Feature Maps
The LinearAttention and CausalLinearAttention modules, as well as
their corresponding recurrent modules, accept a feature_map
argument which is
the kernel feature map for each attention implementation. The default
feature_map
is a simple activation function as used in "Transformers are
RNNs: Fast Autoregressive Transformers with Linear Attention".
However, the API allows for signficantly more complicated feature maps, that contain trainable weights or are asymmetric.
FeatureMap API
All feature maps must implement the following interface.
class FeatureMap(Module):
def __init__(self, query_dimensions):
...
def new_feature_map(self):
"""Create a new instance of this feature map. In particular, if it is a
random feature map sample new parameters."""
...
def forward_queries(self, x):
"""Encode the queries `x` using this feature map."""
...
def forward_keys(self, x):
"""Encode the keys `x` using this feature map."""
...
def forward(self, x):
# For symmetric feature maps it suffices to define this function
...
In particular, all feature maps accept the query dimensions as the first constructor parameter. After calling new_feature_map() all calls to forward variants should be compatible with each other, namely all randomness should happen in the new_feature_map method. Symmetric feature maps should only implement forward.
Using feature maps
All modules that accept feature maps, expect a factory function. Namely, a function that when given the query dimensions returns a new feature map instance.

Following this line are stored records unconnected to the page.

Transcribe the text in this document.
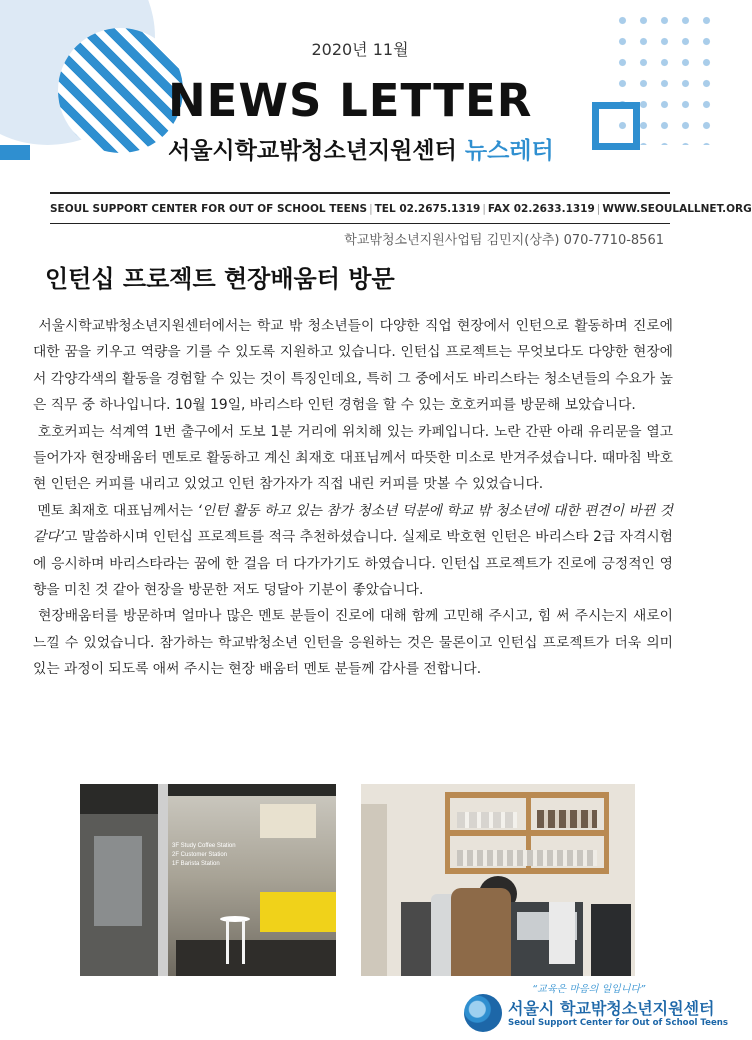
2020년 11월
NEWS LETTER
서울시학교밖청소년지원센터 뉴스레터
SEOUL SUPPORT CENTER FOR OUT OF SCHOOL TEENS | TEL 02.2675.1319 | FAX 02.2633.1319 | WWW.SEOULALLNET.ORG
학교밖청소년지원사업팀 김민지(상추) 070-7710-8561
인턴십 프로젝트 현장배움터 방문

서울시학교밖청소년지원센터에서는 학교 밖 청소년들이 다양한 직업 현장에서 인턴으로 활동하며 진로에 대한 꿈을 키우고 역량을 기를 수 있도록 지원하고 있습니다. 인턴십 프로젝트는 무엇보다도 다양한 현장에서 각양각색의 활동을 경험할 수 있는 것이 특징인데요, 특히 그 중에서도 바리스타는 청소년들의 수요가 높은 직무 중 하나입니다. 10월 19일, 바리스타 인턴 경험을 할 수 있는 호호커피를 방문해 보았습니다.

호호커피는 석계역 1번 출구에서 도보 1분 거리에 위치해 있는 카페입니다. 노란 간판 아래 유리문을 열고 들어가자 현장배움터 멘토로 활동하고 계신 최재호 대표님께서 따뜻한 미소로 반겨주셨습니다. 때마침 박호현 인턴은 커피를 내리고 있었고 인턴 참가자가 직접 내린 커피를 맛볼 수 있었습니다.

멘토 최재호 대표님께서는 ‘인턴 활동 하고 있는 참가 청소년 덕분에 학교 밖 청소년에 대한 편견이 바뀐 것 같다’고 말씀하시며 인턴십 프로젝트를 적극 추천하셨습니다. 실제로 박호현 인턴은 바리스타 2급 자격시험에 응시하며 바리스타라는 꿈에 한 걸음 더 다가가기도 하였습니다. 인턴십 프로젝트가 진로에 긍정적인 영향을 미친 것 같아 현장을 방문한 저도 덩달아 기분이 좋았습니다.

현장배움터를 방문하며 얼마나 많은 멘토 분들이 진로에 대해 함께 고민해 주시고, 힘 써 주시는지 새로이 느낄 수 있었습니다. 참가하는 학교밖청소년 인턴을 응원하는 것은 물론이고 인턴십 프로젝트가 더욱 의미 있는 과정이 되도록 애써 주시는 현장 배움터 멘토 분들께 감사를 전합니다.

3F Study Coffee Station
2F Customer Station
1F Barista Station
“교육은 마음의 일입니다”
서울시 학교밖청소년지원센터
Seoul Support Center for Out of School Teens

A simple way to achieve that is by using the partial()
method of the built-in
module functools
or the utility class method factory()
which is basically
the same.
from functools import partial
from fast_transformers.builders import TransformerEncoderBuilder
from fast_transformers.feature_maps import Favor
transformer = TransformerEncoderBuilder.from_kwargs(
attention_type="linear",
n_layers=4,
n_heads=8,
query_dimensions=32,
feature_map=Favor.factory(n_dims=256)
).get()
transformer = TransformerEncoderBuilder.from_kwargs(
attention_type="linear",
n_layers=4,
n_heads=8,
query_dimensions=32,
feature_map=partial(Favor, n_dims=256)
).get()
If you do not want to pass any parameters to the feature map, then it suffices to use the class object directly.
Available feature maps
- ActivationFunctionFeatureMap uses a simple elementwise activation function as a feature map.
- elu_feature_map is a specialization of the above where the activation
function is
elu(x)+1
. It is also the default feature map. - RandomFourierFeatures approximates the RBF kernel using random Fourier features with trigonometric functions.
- SmoothedRandomFourierFeatures approximates the RBF kernel plus a constant for numerical stability.
- Favor implements the positive random features designed specifically for transformers in the paper "Rethinking Attention with Performers". It should be preferred over the RandomFourierFeatures.
- GeneralizedRandomFeatures is a simplification of Favor which does not approximate softmax but it can increase the rank of the resulting attention matrix.